What’s really interesting is the expansion of AmazonTote in connection with Amazon.com’s purchase of Quidsi, the parent of Diapers.com and Soap.com, which offers free shipping of frequently consumed household items. Before buying Quidsi, Amazon.com introduced Amazon Mom, a competing free-shipping program for similar merchandise.
Besides expanding the kind of items customers purchase and upping the frequency of their buys, AmazonTote could ultimately give Amazon a better handle on shipping costs, a major expense. In the Seattle area, Amazon uses its own trucks to fulfill AmazonTote deliveries, bypassing the postal service, UPS and FedEx. It also doesn’t pack items in boxes, reducing another cost.

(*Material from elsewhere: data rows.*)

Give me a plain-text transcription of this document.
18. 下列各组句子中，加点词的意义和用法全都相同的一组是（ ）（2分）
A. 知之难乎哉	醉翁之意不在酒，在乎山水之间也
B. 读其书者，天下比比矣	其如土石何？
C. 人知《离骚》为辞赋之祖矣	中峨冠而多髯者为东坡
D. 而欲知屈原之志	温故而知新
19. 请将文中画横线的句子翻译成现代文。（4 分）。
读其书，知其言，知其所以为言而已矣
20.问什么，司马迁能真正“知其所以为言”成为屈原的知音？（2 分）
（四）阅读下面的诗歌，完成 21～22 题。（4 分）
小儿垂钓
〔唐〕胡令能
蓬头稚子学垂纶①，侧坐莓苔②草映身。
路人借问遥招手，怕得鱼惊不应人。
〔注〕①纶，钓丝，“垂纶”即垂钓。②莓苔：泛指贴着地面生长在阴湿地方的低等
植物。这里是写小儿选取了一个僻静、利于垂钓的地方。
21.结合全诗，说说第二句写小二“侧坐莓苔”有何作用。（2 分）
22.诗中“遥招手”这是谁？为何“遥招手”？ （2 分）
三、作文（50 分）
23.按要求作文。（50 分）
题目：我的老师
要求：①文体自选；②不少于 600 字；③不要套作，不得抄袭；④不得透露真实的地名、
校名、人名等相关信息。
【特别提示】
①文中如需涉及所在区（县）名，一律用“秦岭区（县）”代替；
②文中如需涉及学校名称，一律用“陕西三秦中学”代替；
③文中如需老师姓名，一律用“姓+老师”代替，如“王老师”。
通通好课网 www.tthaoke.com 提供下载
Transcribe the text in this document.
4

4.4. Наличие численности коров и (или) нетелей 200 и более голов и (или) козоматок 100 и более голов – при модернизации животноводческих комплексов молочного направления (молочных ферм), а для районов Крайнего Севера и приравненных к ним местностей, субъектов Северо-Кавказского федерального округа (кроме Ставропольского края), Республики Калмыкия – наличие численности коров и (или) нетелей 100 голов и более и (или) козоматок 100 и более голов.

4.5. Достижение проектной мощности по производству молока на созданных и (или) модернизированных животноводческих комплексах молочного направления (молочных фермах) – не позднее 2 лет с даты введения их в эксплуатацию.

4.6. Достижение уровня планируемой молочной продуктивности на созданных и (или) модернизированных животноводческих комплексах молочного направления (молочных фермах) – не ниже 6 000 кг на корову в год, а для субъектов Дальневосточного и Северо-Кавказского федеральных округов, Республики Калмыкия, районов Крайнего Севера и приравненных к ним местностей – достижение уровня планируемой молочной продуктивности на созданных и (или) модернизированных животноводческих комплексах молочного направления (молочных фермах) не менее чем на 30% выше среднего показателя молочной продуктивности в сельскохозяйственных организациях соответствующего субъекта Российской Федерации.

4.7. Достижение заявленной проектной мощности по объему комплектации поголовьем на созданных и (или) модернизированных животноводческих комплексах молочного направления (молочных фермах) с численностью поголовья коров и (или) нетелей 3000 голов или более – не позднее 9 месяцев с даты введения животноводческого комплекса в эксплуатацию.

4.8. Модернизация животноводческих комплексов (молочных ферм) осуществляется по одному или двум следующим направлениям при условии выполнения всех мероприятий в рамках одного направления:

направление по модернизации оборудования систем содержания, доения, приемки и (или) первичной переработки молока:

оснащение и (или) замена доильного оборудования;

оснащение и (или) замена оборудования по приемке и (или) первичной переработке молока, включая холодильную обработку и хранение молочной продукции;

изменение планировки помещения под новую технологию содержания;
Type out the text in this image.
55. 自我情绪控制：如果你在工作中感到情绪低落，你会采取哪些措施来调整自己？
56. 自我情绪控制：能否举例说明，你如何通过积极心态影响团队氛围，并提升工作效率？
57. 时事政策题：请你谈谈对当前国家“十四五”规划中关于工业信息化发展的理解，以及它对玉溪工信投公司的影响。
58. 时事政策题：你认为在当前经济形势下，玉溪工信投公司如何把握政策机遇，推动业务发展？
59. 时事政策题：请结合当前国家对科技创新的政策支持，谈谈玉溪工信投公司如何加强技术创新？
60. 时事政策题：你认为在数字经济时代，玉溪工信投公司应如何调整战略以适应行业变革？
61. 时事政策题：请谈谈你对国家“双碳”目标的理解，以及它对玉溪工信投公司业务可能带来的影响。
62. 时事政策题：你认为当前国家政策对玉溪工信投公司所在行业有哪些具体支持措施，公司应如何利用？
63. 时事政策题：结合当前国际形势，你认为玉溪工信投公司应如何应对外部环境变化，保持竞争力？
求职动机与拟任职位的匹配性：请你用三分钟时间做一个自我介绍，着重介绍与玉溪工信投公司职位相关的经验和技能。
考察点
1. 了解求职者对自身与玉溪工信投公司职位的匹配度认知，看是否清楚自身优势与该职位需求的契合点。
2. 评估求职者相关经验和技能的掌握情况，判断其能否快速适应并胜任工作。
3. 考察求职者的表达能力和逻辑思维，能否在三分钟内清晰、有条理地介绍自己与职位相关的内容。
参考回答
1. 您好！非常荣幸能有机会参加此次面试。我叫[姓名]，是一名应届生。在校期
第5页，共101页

The one question, as Amazon.com expands its own delivery services, is whether it will have to collect sales taxes where it rolls trucks, a burden it has so far escaped. (States can impose sales taxes on out-of-state deliveries, but can’t force retailers to collect them, and most consumers don’t bother to pay voluntarily.) Amazon may conclude that some kind of sales-tax reform is inevitable. And with the likes of Walmart expanding in-store pickup of online orders, Amazon will face more competition on the convenience front. That will be Amazon’s new sales pitch: What are you buying this week?